Friday, August 14, 2015

Why You Should Stop Doing Burpees

Like most people, I used to think a burpee was something you did after chugging a litre of fizzy drink (now known as SSB - sugar sweetened beverage). Now, also like most people - at least those with a passing interest in fitness - I know it is actually an exercise in which you squat, put your hands to the ground and jump your body into a plank, perform a push-up, and then perform a squat jump which takes you back to the start again, except, for most people, it isn't. Which is why, unless you have great form, you should stop doing burpees, or, at the very least do burpees slowly with perfect form.

Touted as a full body exercise, most of us, with our broken first world bodies that have spent too much time sitting in chairs and too little squatting, doing a perfect form burpee is difficult at a slow pace, and, at a fast pace, with fatigue rapidly settling in, impossible. 

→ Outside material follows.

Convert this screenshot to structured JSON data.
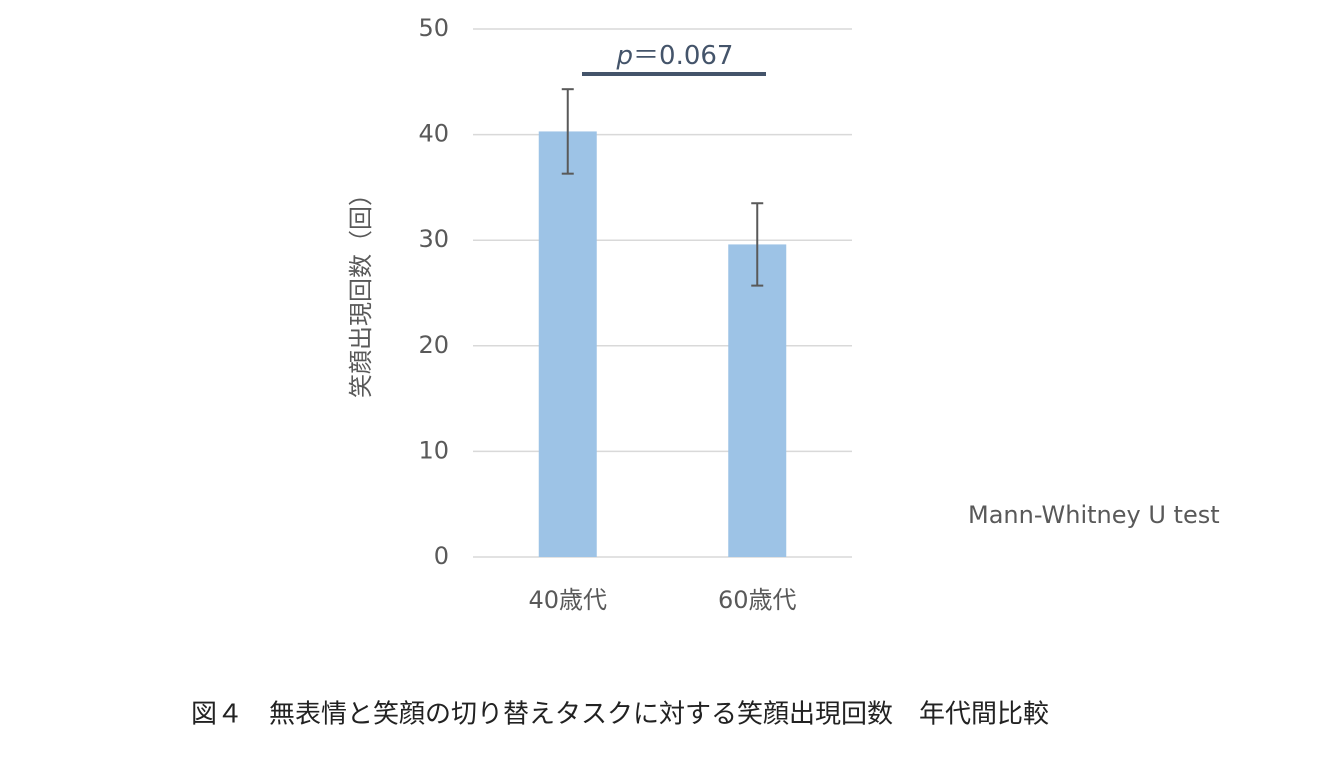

For many people - and I count myself among the many - the trouble begins early with poor squat form. Either the dreaded butt wink as you try to get into a deep enough squat to get your hands to the ground with your spine neutral, or, what is seen more commonly, the back bend squat where instead of hinging at the hip and knee and maintaining a neutral spine, the exerciser simply rounds the back to get the hands to the ground because they lack flexibility, core strength and the ability to properly initiate a squat. 

 Back when I had looser hamstrings

The plank, must be the simplest, yet most poorly performed exercise out there simply because most people don't have anything approximating the core strength to actually maintain tension in the torso. Again, two variations present themselves, either the downward dog plank or the upward dog plank. Neither is a plank. Next comes the push-up, which is either a flutter in the top quarter range of motion, or the full blown collapse, whereby the lower torso collapses to the ground, rapidly followed by the upper torso - as if there is an extra hip joint in the spine - the "push-up" reverses the collapse. And, finally, the jump which virtually never starts from a nice deep squat. 

All in all, it's pretty ugly, and unless your aim is to ingrain poor movement patterns you should probably just stop and work the individual components of a burpee until you can actually do a perfect form burpee. Only then should you try pumping them out like Rich Froning.